Lá vem Maria

Mantra do Luto em Primeira Pessoa

mar 22, 2016 por

Tudo que alcanço tem um toque de mentira, outro de verdade;
uma dose de franqueza, outra de falsidade;
uma parte de loucura, outra de sanidade.

O mantra era companhia de muitas horas. Revia os anos, revirava a história.

Um dia me perdi do que era e andei à deriva, tentando reaver o rumo. Coisa idiota para pensar às portas da velhice.
Talvez fosse idiotice, mas o sono entrecortado sangrava a trajetória. Na encruzilhada, quase mulher, quase menina, errou a estrada. Ou seria essa a única alternativa?

Um dia me perdi do era. Mas qual dia? Naquele em que ouvi uma palavra desconhecida que nomeava uma profissão impensada e entendi que aquela era minha sina? Foi loucura, disparate, alucinação ou guia?
Talvez puro disparate, mas foi o que fez. Decidiu naquele instante, num banco de escola e no decorrer dos anos seguintes deixou morrer sua arte para seguir o destino.

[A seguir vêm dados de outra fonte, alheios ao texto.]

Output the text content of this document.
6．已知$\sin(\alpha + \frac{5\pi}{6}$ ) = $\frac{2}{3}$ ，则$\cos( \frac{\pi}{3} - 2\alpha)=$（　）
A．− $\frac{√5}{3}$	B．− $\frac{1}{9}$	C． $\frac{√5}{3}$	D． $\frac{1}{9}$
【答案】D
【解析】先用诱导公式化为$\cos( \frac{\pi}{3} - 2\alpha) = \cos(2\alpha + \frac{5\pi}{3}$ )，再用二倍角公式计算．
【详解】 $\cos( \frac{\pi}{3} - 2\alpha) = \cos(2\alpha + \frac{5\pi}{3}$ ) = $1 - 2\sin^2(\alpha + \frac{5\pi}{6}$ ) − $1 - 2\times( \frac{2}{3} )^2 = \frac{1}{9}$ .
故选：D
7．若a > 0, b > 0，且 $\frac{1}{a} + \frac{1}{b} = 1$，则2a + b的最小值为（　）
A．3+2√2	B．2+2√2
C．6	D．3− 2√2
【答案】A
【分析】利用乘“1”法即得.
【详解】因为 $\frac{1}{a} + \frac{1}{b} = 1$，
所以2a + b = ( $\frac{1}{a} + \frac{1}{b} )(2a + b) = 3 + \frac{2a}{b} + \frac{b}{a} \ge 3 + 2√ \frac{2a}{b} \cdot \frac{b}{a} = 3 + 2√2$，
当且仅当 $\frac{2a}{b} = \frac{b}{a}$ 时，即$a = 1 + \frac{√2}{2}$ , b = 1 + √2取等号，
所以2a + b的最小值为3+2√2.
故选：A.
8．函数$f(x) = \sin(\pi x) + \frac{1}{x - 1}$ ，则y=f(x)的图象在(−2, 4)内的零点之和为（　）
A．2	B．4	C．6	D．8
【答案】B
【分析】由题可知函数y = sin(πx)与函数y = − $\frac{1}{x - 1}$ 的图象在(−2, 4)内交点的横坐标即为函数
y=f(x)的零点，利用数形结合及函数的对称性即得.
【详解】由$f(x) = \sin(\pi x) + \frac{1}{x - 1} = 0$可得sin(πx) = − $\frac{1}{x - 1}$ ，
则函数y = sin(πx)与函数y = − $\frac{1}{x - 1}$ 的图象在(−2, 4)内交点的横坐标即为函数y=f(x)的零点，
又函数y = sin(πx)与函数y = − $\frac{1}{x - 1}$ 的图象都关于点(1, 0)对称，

Um dia me perdi do que era, mas qual dia? Naquele em que o medo pautou a atitude e, no lugar de correr ao encontro do afeto, fingi, dissimulei e menti? Deveria ser simples, sem temores, mas parecia amedrontador dizer venha, eu quero.
Talvez medo do amor, medo da dor, da frustração. Dissociou ali, naquele momento de insegurança e, no decorrer da vida seguiu irresoluta, sem dissolver a própria ambiguidade.

Um dia me perdi do que era, mas qual dia? Talvez naquele em que o corpo pulsava com desejo intenso, mas deixei que regras gritassem a decisão. Memória estúpida, que traz à tona sentimentos tão bem embalados e acomodados.
Talvez imensa estupidez, mas foi naquele momento, entre beijos e ternuras, que entortou a vida. Depois seguiu sem rumo, preenchendo vazios com emoções menores.

Um dia me perdi de mim. Mas qual dia. Talvez naquele em que experimentei o risco, achei forças para a violência e nela me fiz cactus. Foi como cactus que sobrevivi e salvei os sonhos que ainda trago em mim. Armar-se de guerra é insensatez, se a armadura torna-se pele.
Talvez seja insensatez ser cactus vida à fora, desconsiderando a seiva que os espinhos guardam. Mas foi o que fez. Defendeu-se de tudo e de todos até que outro cactus foi espelho para o seu.

Tudo que alcanço tem um toque de mentira, outro de verdade
uma dose de franqueza, outra de falsidade;
uma parte de loucura, outra de sanidade.

O mantra interrompeu o curso da história. Todos os momento, a um só tempo, tomaram o presente. E no presente nada havia além das fugas.

Estou de luto. Esquisitice afirmar que é o mais intenso e inconfessável dos lutos. Mais profundo e silencioso que qualquer um dos outros, vividos quando pessoas amadas partiram.
Talvez volte a ensimesmar para depois retomar a armadura. Mas agora estou cansada da luta, da labuta, cansada de guerrear. Tenho sono, vontade de estar fora do mundo, de descansar. Entre imagens, visagens e memórias quero o desligamento, a plenitude sem fantasias e sem promessas. Principalmente sem as promessas vazias, que reconheço no mantra:

Tudo que alcanço tem um toque de mentira, outro de verdade;
uma dose de franqueza, outra de falsidade;
uma parte de loucura, outra de sanidade.